On Challenges in Defending Against Code Stylometry

Talk by Konrad Rieck


Location: TU Wien, FAV Hörsaal 1 Helmut Veith (Favoritenstr. 9-11, Erdgeschoß, Room HEEG02)

Date & Time: 2024-06-24; 16:00 - 17:00

Abstract: Source code often contains subtle stylistic patterns that can be used to identify its developer, an approach known as code stylometry. While a series of research has shown that code stylometry can recognize one programmer among hundreds of others, defenses against this approach have received little attention so far. In this talk, we address this research gap from two perspectives. First, we introduce a method for automatically imitating programming styles through semantic-preserving transformations. This method allows us to mislead correct identification and protect developers’ privacy. Second, however, we prove that true anonymity cannot be achieved in this way and that stylistic patterns remain in source code under realistic conditions. Our results thus underscore the need for raising awareness and further research into protecting developers’ privacy.

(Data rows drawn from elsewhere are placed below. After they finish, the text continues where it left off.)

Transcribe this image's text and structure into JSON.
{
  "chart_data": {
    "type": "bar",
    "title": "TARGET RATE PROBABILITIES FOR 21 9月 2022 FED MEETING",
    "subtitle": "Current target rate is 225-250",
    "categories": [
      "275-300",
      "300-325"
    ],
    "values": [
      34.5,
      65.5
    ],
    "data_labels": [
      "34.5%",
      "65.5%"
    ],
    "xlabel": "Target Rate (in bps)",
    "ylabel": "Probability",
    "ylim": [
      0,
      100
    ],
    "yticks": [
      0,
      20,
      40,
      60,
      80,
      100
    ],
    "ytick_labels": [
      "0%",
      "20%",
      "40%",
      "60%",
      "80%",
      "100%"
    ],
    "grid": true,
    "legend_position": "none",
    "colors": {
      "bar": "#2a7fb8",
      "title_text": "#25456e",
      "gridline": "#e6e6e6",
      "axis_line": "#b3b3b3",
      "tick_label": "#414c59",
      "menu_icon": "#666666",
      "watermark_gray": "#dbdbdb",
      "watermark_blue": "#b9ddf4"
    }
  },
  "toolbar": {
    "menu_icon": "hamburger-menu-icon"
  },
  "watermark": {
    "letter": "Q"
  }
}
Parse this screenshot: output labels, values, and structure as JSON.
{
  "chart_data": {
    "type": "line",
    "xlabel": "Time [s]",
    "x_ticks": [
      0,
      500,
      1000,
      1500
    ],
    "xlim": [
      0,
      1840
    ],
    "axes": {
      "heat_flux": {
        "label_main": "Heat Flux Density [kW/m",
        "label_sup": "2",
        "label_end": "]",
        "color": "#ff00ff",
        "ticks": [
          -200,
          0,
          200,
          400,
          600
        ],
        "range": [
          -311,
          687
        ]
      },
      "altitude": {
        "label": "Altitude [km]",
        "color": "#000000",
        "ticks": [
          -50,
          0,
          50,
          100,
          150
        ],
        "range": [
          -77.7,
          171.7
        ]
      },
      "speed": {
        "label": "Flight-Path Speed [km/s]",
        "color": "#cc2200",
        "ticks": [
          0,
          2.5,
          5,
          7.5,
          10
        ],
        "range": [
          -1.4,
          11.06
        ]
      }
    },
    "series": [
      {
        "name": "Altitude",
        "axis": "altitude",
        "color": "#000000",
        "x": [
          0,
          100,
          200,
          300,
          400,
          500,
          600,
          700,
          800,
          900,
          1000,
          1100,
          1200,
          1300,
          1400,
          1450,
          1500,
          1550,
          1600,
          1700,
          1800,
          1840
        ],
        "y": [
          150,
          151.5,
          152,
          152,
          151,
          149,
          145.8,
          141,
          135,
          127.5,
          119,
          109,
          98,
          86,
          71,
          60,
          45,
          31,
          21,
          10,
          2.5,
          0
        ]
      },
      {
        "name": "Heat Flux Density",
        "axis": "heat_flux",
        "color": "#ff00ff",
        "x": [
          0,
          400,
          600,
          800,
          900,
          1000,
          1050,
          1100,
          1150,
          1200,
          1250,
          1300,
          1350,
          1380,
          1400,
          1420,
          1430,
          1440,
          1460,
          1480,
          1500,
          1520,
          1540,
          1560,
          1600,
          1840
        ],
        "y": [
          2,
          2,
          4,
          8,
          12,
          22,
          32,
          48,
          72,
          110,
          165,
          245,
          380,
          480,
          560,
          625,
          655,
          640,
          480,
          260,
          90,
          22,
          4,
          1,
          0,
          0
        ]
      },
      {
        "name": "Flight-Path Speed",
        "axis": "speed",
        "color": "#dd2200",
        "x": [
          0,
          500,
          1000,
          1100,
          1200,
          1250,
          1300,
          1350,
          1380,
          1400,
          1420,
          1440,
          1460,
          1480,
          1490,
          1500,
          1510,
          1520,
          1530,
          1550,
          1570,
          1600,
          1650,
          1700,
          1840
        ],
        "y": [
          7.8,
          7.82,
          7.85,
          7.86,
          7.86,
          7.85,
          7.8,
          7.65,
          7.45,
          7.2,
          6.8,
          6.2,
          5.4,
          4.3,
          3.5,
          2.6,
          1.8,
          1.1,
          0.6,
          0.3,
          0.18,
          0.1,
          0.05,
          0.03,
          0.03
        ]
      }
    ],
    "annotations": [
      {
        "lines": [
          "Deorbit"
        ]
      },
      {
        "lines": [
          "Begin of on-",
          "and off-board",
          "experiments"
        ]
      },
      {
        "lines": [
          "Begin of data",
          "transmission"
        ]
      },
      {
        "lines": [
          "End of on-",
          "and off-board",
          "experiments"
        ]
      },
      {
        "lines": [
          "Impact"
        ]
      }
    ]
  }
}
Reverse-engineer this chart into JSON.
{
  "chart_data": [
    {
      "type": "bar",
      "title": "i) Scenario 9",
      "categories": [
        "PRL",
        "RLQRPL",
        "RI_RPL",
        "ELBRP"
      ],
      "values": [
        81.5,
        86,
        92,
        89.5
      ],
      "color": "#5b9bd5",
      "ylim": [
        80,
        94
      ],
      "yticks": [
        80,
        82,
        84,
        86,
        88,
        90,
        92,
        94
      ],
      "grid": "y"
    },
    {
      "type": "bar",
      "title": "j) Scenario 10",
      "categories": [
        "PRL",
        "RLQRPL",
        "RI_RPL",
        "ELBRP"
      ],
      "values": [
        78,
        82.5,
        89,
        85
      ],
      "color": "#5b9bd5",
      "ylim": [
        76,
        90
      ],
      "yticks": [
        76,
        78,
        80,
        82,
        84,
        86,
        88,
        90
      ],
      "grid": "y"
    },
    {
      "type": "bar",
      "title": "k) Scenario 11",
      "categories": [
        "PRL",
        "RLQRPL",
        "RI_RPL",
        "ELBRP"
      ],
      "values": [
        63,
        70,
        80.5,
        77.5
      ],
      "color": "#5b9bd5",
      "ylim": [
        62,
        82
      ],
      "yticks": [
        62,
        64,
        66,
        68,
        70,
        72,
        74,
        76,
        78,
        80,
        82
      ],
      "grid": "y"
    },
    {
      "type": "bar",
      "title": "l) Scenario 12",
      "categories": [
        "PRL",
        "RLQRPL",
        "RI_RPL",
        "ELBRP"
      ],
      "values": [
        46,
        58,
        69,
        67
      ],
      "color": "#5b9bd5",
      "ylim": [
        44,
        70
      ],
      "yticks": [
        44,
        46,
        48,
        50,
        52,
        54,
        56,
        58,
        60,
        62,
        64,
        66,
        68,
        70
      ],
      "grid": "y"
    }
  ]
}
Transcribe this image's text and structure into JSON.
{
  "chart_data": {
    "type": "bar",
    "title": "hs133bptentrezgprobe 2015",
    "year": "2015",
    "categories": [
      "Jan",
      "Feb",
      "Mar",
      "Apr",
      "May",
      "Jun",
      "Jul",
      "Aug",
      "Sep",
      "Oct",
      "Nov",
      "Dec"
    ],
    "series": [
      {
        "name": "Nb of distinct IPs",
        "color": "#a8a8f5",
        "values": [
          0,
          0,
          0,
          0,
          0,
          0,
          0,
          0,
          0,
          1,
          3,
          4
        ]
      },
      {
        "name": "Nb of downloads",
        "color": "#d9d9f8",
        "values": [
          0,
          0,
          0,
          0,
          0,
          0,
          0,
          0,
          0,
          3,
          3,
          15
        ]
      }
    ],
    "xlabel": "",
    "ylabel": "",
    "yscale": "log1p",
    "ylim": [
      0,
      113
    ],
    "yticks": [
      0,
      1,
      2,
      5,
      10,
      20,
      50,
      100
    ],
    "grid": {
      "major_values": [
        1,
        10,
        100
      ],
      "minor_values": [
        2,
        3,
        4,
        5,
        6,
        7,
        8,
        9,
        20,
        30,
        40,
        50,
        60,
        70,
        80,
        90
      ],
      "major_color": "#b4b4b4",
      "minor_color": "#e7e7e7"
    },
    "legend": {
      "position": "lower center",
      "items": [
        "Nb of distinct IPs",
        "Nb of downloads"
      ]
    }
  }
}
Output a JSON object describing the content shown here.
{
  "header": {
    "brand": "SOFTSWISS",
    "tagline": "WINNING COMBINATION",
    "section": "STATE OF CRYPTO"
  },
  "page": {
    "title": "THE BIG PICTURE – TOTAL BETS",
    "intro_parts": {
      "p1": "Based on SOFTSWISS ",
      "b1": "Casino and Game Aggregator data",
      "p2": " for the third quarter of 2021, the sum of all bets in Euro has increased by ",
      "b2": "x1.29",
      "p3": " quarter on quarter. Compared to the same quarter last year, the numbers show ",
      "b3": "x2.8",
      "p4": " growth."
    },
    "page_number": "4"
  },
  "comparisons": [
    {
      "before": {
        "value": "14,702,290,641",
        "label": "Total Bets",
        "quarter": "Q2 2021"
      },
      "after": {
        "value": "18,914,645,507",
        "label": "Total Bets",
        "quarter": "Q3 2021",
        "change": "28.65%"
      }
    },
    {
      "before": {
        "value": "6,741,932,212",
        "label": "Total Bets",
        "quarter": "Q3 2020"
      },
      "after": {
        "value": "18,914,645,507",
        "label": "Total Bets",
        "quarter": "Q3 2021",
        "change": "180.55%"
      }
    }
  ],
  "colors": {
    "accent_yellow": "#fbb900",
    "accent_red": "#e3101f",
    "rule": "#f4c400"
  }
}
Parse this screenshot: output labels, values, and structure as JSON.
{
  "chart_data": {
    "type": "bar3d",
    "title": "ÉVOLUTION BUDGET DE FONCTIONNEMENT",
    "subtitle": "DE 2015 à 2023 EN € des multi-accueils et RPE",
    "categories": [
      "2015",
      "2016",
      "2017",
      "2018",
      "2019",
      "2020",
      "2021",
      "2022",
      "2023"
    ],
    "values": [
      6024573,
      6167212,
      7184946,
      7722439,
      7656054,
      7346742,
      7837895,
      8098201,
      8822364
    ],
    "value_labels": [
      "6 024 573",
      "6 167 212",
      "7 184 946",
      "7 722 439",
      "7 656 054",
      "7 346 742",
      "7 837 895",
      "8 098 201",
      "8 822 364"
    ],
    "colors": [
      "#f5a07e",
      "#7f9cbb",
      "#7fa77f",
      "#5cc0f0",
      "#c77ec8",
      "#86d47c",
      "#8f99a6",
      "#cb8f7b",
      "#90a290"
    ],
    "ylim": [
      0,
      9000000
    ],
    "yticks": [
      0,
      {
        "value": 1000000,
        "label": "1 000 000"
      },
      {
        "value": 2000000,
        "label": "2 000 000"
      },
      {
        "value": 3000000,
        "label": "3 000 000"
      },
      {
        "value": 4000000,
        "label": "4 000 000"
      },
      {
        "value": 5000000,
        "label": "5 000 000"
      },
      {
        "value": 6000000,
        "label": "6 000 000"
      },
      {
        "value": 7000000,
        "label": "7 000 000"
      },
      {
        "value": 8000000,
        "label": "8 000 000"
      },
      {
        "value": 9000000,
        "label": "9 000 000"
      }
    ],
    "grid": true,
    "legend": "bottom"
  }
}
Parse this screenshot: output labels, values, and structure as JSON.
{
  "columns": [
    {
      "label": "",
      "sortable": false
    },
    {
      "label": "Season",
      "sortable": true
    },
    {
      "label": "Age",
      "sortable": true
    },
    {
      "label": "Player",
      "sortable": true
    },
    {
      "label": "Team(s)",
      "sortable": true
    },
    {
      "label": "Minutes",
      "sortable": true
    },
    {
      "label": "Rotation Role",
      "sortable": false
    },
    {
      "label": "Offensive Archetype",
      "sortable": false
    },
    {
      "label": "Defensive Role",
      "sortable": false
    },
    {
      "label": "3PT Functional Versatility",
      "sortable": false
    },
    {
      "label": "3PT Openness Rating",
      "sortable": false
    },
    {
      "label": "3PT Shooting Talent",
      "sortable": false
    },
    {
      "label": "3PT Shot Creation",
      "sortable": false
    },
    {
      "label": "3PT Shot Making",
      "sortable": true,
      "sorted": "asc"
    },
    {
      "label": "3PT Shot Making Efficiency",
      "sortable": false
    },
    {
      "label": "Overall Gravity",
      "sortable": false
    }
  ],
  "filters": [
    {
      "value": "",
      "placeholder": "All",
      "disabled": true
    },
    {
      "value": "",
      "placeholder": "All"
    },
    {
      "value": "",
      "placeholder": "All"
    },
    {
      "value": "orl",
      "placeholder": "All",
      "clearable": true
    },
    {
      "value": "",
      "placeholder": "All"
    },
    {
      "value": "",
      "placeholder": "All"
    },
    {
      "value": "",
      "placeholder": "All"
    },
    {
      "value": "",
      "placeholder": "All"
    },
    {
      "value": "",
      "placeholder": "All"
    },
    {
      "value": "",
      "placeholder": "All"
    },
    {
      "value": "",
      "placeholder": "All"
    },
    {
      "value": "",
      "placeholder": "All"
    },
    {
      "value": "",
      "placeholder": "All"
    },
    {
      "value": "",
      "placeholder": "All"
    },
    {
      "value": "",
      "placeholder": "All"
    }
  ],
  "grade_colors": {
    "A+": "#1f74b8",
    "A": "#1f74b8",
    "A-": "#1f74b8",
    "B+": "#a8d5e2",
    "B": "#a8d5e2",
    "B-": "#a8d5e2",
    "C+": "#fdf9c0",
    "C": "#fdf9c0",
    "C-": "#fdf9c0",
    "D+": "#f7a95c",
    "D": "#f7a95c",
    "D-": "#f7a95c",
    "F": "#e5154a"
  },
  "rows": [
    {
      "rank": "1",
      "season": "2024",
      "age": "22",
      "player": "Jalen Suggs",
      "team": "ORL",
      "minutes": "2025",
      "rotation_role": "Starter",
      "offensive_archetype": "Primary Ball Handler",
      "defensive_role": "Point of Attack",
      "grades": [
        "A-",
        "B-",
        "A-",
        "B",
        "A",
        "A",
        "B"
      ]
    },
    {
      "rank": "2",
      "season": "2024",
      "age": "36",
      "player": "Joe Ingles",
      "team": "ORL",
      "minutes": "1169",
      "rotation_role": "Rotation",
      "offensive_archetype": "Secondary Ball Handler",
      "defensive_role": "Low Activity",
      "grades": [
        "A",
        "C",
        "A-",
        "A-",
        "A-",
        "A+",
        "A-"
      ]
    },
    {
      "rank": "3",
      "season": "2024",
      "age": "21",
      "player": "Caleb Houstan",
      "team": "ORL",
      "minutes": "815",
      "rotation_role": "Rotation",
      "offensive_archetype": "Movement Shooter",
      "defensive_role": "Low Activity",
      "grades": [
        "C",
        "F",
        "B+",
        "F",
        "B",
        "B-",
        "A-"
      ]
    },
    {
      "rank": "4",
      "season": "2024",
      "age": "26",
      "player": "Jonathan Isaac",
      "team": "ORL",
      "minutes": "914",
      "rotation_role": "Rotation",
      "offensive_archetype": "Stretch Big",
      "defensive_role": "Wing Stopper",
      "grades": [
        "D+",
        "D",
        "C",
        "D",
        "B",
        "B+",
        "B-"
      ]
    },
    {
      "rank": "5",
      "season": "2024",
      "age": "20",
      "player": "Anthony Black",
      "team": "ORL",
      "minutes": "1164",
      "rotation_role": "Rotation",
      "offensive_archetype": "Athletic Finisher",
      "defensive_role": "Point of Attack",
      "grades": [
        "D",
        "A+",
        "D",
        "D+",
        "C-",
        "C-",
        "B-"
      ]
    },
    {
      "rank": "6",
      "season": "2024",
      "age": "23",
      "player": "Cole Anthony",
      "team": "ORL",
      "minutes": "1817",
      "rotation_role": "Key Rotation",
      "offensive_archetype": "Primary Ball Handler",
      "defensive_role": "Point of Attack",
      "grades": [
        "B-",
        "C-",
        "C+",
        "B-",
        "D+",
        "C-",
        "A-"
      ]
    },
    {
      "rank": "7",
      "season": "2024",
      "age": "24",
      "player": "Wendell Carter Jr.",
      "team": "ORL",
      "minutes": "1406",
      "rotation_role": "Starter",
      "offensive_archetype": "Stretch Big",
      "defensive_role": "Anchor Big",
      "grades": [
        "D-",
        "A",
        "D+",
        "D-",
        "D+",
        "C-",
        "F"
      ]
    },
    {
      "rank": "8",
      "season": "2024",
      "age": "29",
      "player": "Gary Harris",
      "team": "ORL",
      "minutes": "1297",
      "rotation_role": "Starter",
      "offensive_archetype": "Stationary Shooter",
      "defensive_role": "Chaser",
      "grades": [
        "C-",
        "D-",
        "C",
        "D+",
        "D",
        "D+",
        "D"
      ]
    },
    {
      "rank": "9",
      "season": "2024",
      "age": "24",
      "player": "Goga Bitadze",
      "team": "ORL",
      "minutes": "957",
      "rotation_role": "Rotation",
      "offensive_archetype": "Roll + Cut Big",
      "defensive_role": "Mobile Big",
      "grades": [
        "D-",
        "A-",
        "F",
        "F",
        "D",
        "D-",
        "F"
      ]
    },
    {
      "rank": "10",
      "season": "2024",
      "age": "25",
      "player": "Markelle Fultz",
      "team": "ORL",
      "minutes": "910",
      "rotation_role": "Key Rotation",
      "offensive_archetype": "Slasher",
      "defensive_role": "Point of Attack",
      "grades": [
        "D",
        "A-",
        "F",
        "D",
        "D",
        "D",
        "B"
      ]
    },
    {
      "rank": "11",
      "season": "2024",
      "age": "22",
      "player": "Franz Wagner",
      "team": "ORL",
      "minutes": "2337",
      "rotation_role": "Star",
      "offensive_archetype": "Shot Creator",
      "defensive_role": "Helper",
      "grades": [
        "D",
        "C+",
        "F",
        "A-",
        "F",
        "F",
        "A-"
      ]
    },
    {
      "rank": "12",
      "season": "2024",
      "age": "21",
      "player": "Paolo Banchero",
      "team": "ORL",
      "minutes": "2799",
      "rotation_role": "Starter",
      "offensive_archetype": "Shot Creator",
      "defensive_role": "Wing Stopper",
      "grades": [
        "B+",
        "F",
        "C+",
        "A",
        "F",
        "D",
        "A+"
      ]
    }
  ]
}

Bio: Konrad Rieck is a Professor of Computer Science at TU Berlin, where he heads the Chair of Machine Learning and Security within the Berlin Institute for the Foundations of Learning and Data. Additionally, he is a Guest Professor at TU Wien. Previously, Konrad has been working at TU Braunschweig, University of Göttingen, and Fraunhofer Institute FIRST. His research interests revolve around computer security and machine learning. His group is developing novel methods for detecting computer attacks, analyzing malicious software and discovering security vulnerabilities. Moreover, the group explores the security and privacy of learning algorithms. Konrad is also interested in efficient algorithms for analyzing structured data, such as strings, trees, and graphs. His Erdős number is 3 (Müller → Jagota → Erdős) and his Bacon number is ∞. He is a very distant academic relative of Carl Friedrich Gauß (see here), although this doesn’t help when solving math problems.